To truly embrace art, one must appreciate the low end of the spectrum as well as the high; Help Me is ambitious in its attempt to meld several sub-genres along with a message about the singularity of evil, except it falls completely short in nearly all areas. Of course, many will just outright dismiss a film like this as straight up trash; which is true, except it isn’t a cynical cash-in by a major studio looking to exploit the latest trend in terror. Help Me was made with love by filmmakers with more moxie than talent, and I’ll take that any day.
If you’re expecting cheap sets and a locale that looks eerily similar to a mini putt course on the outskirts of L.A., you’re covered.

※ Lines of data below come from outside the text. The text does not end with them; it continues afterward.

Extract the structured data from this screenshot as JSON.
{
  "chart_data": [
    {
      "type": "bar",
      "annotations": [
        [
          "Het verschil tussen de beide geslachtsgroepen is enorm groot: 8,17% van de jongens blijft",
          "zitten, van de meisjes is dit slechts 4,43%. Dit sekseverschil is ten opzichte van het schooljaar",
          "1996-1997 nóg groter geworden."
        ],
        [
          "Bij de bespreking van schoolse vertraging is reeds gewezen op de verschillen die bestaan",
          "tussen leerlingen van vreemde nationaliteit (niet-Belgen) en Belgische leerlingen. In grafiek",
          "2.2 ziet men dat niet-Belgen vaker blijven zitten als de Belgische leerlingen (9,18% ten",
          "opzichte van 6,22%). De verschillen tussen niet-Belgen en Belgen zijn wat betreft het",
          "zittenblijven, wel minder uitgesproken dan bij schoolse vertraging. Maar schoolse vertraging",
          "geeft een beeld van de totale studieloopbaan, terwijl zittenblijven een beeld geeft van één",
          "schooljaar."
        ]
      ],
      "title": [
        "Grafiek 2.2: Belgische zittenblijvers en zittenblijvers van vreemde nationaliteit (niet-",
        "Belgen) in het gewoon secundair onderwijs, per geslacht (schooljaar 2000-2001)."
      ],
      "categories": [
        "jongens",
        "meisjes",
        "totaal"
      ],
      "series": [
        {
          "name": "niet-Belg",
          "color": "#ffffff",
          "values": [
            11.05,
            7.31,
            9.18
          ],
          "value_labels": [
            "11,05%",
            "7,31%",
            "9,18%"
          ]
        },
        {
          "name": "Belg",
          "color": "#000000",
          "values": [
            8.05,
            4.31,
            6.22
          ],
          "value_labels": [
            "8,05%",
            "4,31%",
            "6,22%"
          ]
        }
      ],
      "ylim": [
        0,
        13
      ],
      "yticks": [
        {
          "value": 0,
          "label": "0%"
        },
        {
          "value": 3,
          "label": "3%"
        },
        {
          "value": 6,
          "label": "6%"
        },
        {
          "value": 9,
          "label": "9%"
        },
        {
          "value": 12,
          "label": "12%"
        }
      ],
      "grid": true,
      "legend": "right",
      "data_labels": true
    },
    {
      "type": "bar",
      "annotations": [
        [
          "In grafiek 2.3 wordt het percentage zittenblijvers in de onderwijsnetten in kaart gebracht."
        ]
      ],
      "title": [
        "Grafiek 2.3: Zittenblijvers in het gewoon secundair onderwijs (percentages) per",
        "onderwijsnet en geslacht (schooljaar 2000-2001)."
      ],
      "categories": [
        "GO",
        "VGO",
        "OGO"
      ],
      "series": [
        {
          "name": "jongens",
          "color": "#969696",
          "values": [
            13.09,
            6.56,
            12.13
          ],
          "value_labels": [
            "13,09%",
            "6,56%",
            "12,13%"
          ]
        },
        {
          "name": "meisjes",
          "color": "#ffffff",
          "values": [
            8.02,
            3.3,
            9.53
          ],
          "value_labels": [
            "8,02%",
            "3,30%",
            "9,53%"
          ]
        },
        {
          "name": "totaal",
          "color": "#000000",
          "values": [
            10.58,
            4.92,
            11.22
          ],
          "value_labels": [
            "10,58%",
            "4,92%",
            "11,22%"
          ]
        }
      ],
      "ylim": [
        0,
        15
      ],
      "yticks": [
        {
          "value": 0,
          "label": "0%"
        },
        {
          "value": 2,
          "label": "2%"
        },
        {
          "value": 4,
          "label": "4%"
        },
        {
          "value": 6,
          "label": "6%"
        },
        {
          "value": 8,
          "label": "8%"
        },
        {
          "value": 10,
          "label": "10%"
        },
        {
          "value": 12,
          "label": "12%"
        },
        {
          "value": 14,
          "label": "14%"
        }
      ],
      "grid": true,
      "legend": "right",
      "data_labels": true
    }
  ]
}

If you need (mostly) stilted performances and ridiculous wigs, you’re set. If you’re hankering for florid dialogue delivered with awkward aplomb by the screenwriter himself, sit back and check off that box. Help Me hits every endearing trait of enjoyable schlock in a very tidy 76 minutes.
It also features some decent effects too; the decapitations work fine, the whipped and flayed nurses look swell, and our Lovecraftian monster is vague yet charming. Modest in budget shouldn’t hamper the imagination, a manifesto that Bill Greer truly believes in, at least here. (He would go on to write many episodes of Charles in Charge, speaking of horror.) The idea of isolating evil in people and having it manifest physically recalls several later Cronenberg tropes, without the underlying psychological pinning he exceled in. So I certainly won’t discredit Greer in the ongoing timeline of body horror; I mean I’d rather praise him for this than the career of Scott Baio.
And this film should be praised, within the parameters it presents: an energetic capsulation of drive-in staples – scantily clad women, hunchbacks, dismemberment, flogging, outmoded gothic death traps – told with a sincere and straight face. Help Me wants you to love it, and it’s hard not to give in.
It’s always the biggest kick to stumble across a dusty gem; unearthing the deserved is one of the great joys of being a horror fan. Do yourself a favor and track down Help Me…I’m Possessed. It’s the bewigged Lovecraft mad scientist torture flick you didn’t know you needed. Until now, neither did I.
Help Me…I’m Possessed is available on DVD as The Possessed + Demon Love Child, a double feature from Code Red.